Venino (Kaufmannsfamilie)
Die Venino war eine italienische Kaufmannsfamilie, die von 1670 bis 1703 in Heilbronn ansässig war. Ihr bekanntester Vertreter war Carlo Venino, der sich „als erster italienischer Kaufmann“[1] in Heilbronn niederließ und 1693 als reicher Mann verstarb. Von ihm hatte sich eine Grabplatte aus dem Heilbronner Klarakloster erhalten. Die Venino hatten auch in anderen Städten Niederlassungen, so in Mannheim und Eppingen.
Geschichte
Hintergrund
Es gelang nur zwei italienischen Spezereikrämern, die aus dem Gebiet des Comer Sees stammten, sich in der lutherisch geprägten Reichsstadt Heilbronn niederzulassen. Neben der Familie Bianchi war es die Familie Venino. Carlo Venino war besonders daran interessiert, gerade in Heilbronn eine kaufmännische Niederlassung zu gründen, weil der Neckar damals ein wichtiger Handelsweg für die Spedition der Waren aus dem Norden über Mainz nach Württemberg und Oberdeutschland war. Wegen der Schifffahrtsunterbrechung durch die Mühlenwehre erreichte Heilbronn eine gewisse Form von Monopolstellung im Güterumschlag am Neckar. Carlo Venino stammte aus Bellagio und siedelte sich „als erster italienischer Kaufmann“[1] um 1670 mit seiner Frau in Heilbronn an.[2]

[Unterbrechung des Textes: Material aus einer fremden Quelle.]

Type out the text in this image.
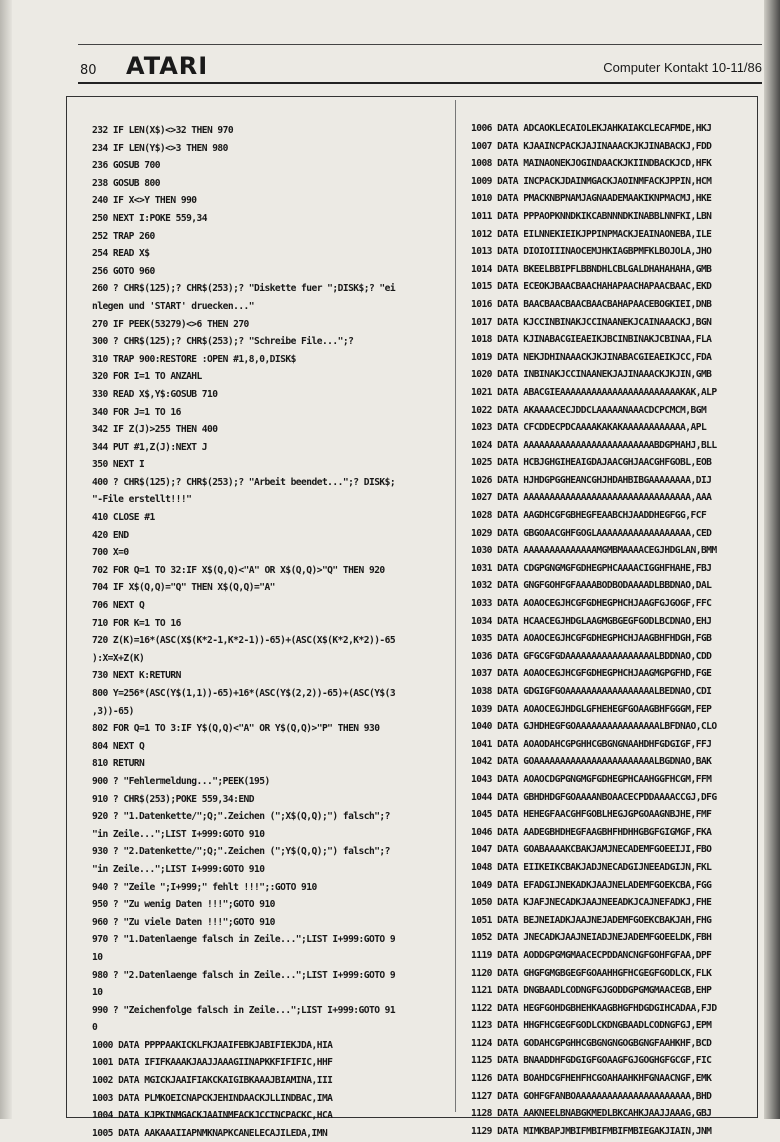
80 ATARI	Computer Kontakt 10-11/86
232 IF LEN(X$)<>32 THEN 970
234 IF LEN(Y$)<>3 THEN 980
236 GOSUB 700
238 GOSUB 800
240 IF X<>Y THEN 990
250 NEXT I:POKE 559,34
252 TRAP 260
254 READ X$
256 GOTO 960
260 ? CHR$(125);? CHR$(253);? "Diskette fuer ";DISK$;? "ei
nlegen und 'START' druecken..."
270 IF PEEK(53279)<>6 THEN 270
300 ? CHR$(125);? CHR$(253);? "Schreibe File...";?
310 TRAP 900:RESTORE :OPEN #1,8,0,DISK$
320 FOR I=1 TO ANZAHL
330 READ X$,Y$:GOSUB 710
340 FOR J=1 TO 16
342 IF Z(J)>255 THEN 400
344 PUT #1,Z(J):NEXT J
350 NEXT I
400 ? CHR$(125);? CHR$(253);? "Arbeit beendet...";? DISK$;
"-File erstellt!!!"
410 CLOSE #1
420 END
700 X=0
702 FOR Q=1 TO 32:IF X$(Q,Q)<"A" OR X$(Q,Q)>"Q" THEN 920
704 IF X$(Q,Q)="Q" THEN X$(Q,Q)="A"
706 NEXT Q
710 FOR K=1 TO 16
720 Z(K)=16*(ASC(X$(K*2-1,K*2-1))-65)+(ASC(X$(K*2,K*2))-65
):X=X+Z(K)
730 NEXT K:RETURN
800 Y=256*(ASC(Y$(1,1))-65)+16*(ASC(Y$(2,2))-65)+(ASC(Y$(3
,3))-65)
802 FOR Q=1 TO 3:IF Y$(Q,Q)<"A" OR Y$(Q,Q)>"P" THEN 930
804 NEXT Q
810 RETURN
900 ? "Fehlermeldung...";PEEK(195)
910 ? CHR$(253);POKE 559,34:END
920 ? "1.Datenkette/";Q;".Zeichen (";X$(Q,Q);") falsch";?
"in Zeile...";LIST I+999:GOTO 910
930 ? "2.Datenkette/";Q;".Zeichen (";Y$(Q,Q);") falsch";?
"in Zeile...";LIST I+999:GOTO 910
940 ? "Zeile ";I+999;" fehlt !!!";:GOTO 910
950 ? "Zu wenig Daten !!!";GOTO 910
960 ? "Zu viele Daten !!!";GOTO 910
970 ? "1.Datenlaenge falsch in Zeile...";LIST I+999:GOTO 9
10
980 ? "2.Datenlaenge falsch in Zeile...";LIST I+999:GOTO 9
10
990 ? "Zeichenfolge falsch in Zeile...";LIST I+999:GOTO 91
0
1000 DATA PPPPAAKICKLFKJAAIFEBKJABIFIEKJDA,HIA
1001 DATA IFIFKAAAKJAAJJAAAGIINAPKKFIFIFIC,HHF
1002 DATA MGICKJAAIFIAKCKAIGIBKAAAJBIAMINA,III
1003 DATA PLMKOEICNAPCKJEHINDAACKJLLINDBAC,IMA
1004 DATA KJPKINMGACKJAAINMFACKJCCINCPACKC,HCA
1005 DATA AAKAAAIIAPNMKNAPKCANELECAJILEDA,IMN
1006 DATA ADCAOKLECAIOLEKJAHKAIAKCLECAFMDE,HKJ
1007 DATA KJAAINCPACKJAJINAAACKJKJINABACKJ,FDD
1008 DATA MAINAONEKJOGINDAACKJKIINDBACKJCD,HFK
1009 DATA INCPACKJDAINMGACKJAOINMFACKJPPIN,HCM
1010 DATA PMACKNBPNAMJAGNAADEMAAKIKNPMACMJ,HKE
1011 DATA PPPAOPKNNDKIKCABNNNDKINABBLNNFKI,LBN
1012 DATA EILNNEKIEIKJPPINPMACKJEAINAONEBA,ILE
1013 DATA DIOIOIIINAOCEMJHKIAGBPMFKLBOJOLA,JHO
1014 DATA BKEELBBIPFLBBNDHLCBLGALDHAHAHAHA,GMB
1015 DATA ECEOKJBAACBAACHAHAPAACHAPAACBAAC,EKD
1016 DATA BAACBAACBAACBAACBAHAPAACEBOGKIEI,DNB
1017 DATA KJCCINBINAKJCCINAANEKJCAINAAACKJ,BGN
1018 DATA KJINABACGIEAEIKJBCINBINAKJCBINAA,FLA
1019 DATA NEKJDHINAAACKJKJINABACGIEAEIKJCC,FDA
1020 DATA INBINAKJCCINAANEKJAJINAAACKJKJIN,GMB
1021 DATA ABACGIEAAAAAAAAAAAAAAAAAAAAAAAKAK,ALP
1022 DATA AKAAAACECJDDCLAAAAANAAACDCPCMCM,BGM
1023 DATA CFCDDECPDCAAAAKAKAKAAAAAAAAAAAA,APL
1024 DATA AAAAAAAAAAAAAAAAAAAAAAAAABDGPHAHJ,BLL
1025 DATA HCBJGHGIHEAIGDAJAACGHJAACGHFGOBL,EOB
1026 DATA HJHDGPGGHEANCGHJHDAHBIBGAAAAAAAA,DIJ
1027 DATA AAAAAAAAAAAAAAAAAAAAAAAAAAAAAAAA,AAA
1028 DATA AAGDHCGFGBHEGFEAABCHJAADDHEGFGG,FCF
1029 DATA GBGOAACGHFGOGLAAAAAAAAAAAAAAAAAA,CED
1030 DATA AAAAAAAAAAAAAAMGMBMAAAACEGJHDGLAN,BMM
1031 DATA CDGPGNGMGFGDHEGPHCAAAACIGGHFHAHE,FBJ
1032 DATA GNGFGOHFGFAAAABODBODAAAADLBBDNAO,DAL
1033 DATA AOAOCEGJHCGFGDHEGPHCHJAAGFGJGOGF,FFC
1034 DATA HCAACEGJHDGLAAGMGBGEGFGODLBCDNAO,EHJ
1035 DATA AOAOCEGJHCGFGDHEGPHCHJAAGBHFHDGH,FGB
1036 DATA GFGCGFGDAAAAAAAAAAAAAAAAALBDDNAO,CDD
1037 DATA AOAOCEGJHCGFGDHEGPHCHJAAGMGPGFHD,FGE
1038 DATA GDGIGFGOAAAAAAAAAAAAAAAAALBEDNAO,CDI
1039 DATA AOAOCEGJHDGLGFHEHEGFGOAAGBHFGGGM,FEP
1040 DATA GJHDHEGFGOAAAAAAAAAAAAAAAALBFDNAO,CLO
1041 DATA AOAODAHCGPGHHCGBGNGNAAHDHFGDGIGF,FFJ
1042 DATA GOAAAAAAAAAAAAAAAAAAAAAAALBGDNAO,BAK
1043 DATA AOAOCDGPGNGMGFGDHEGPHCAAHGGFHCGM,FFM
1044 DATA GBHDHDGFGOAAAANBOAACECPDDAAAACCGJ,DFG
1045 DATA HEHEGFAACGHFGOBLHEGJGPGOAAGNBJHE,FMF
1046 DATA AADEGBHDHEGFAAGBHFHDHHGBGFGIGMGF,FKA
1047 DATA GOABAAAAKCBAKJAMJNECADEMFGOEEIJI,FBO
1048 DATA EIIKEIKCBAKJADJNECADGIJNEEADGIJN,FKL
1049 DATA EFADGIJNEKADKJAAJNELADEMFGOEKCBA,FGG
1050 DATA KJAFJNECADKJAAJNEEADKJCAJNEFADKJ,FHE
1051 DATA BEJNEIADKJAAJNEJADEMFGOEKCBAKJAH,FHG
1052 DATA JNECADKJAAJNEIADJNEJADEMFGOEELDK,FBH
1119 DATA AODDGPGMGMAACECPDDANCNGFGOHFGFAA,DPF
1120 DATA GHGFGMGBGEGFGOAAHHGFHCGEGFGODLCK,FLK
1121 DATA DNGBAADLCODNGFGJGODDGPGMGMAACEGB,EHP
1122 DATA HEGFGOHDGBHEHKAAGBHGFHDGDGIHCADAA,FJD
1123 DATA HHGFHCGEGFGODLCKDNGBAADLCODNGFGJ,EPM
1124 DATA GODAHCGPGHHCGBGNGNGOGBGNGFAAHKHF,BCD
1125 DATA BNAADDHFGDGIGFGOAAGFGJGOGHGFGCGF,FIC
1126 DATA BOAHDCGFHEHFHCGOAHAAHKHFGNAACNGF,EMK
1127 DATA GOHFGFANBOAAAAAAAAAAAAAAAAAAAAAA,BHD
1128 DATA AAKNEELBNABGKMEDLBKCAHKJAAJJAAAG,GBJ
1129 DATA MIMKBAPJMBIFMBIFMBIFMBIEGAKJIAIN,JNM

Auflage vom 13. Januar 1672 zulasten Veninos
Der im September 1670 als Schutzverwandter bezeichnete Carlo Venino war jedoch in lange Auseinandersetzungen mit den einheimischen Kaufleuten verstrickt, weswegen Venino auch in den Ratsprotokollen erwähnt wird. Der Grund für den Rechtsstreit war in der Tatsache begründet, dass Venino seine Waren nicht nur auf den Jahrmärkten, sondern auch auf den Wochenmärkten anbieten wollte. Dagegen gingen die Heilbronner Kaufleute vor und beschwerten sich bei dem Heilbronner Rat, weil Venino „nicht nur Gewürz und italienische Waren, sondern auch solche verkaufe, mit denen die hiesigen Handelsleute und die Apotheker zu handeln pflegten“.[1] Der Rat stand jedoch auf der Seite Veninos. Der Rechtsstreit wurde im Januar 1672 mit einer vom Rat genehmigten Capitulation beendet, die Venino am 13. Januar 1672 beeidigte.[3][4] Die Capitulation (oder auch Staat bzw. Ordnung) bestand in einer Auflage, die besagte, in welchem Umfang und auf welche Art und Weise Venino in Heilbronn Waren verkaufen durfte. Er durfte demnach nur sogenannte italienische Waren verkaufen und dies nur auf den Jahrmärkten. Der Verkauf auf den Wochenmärkten wurde Venino untersagt. Die italienischen Waren bestanden aus Zitrusfrüchten, Nüssen, Käse, Salami, Sardellen, Ölen, Seife, Fisch, Kaffee, Drogen, Zucker und Seide.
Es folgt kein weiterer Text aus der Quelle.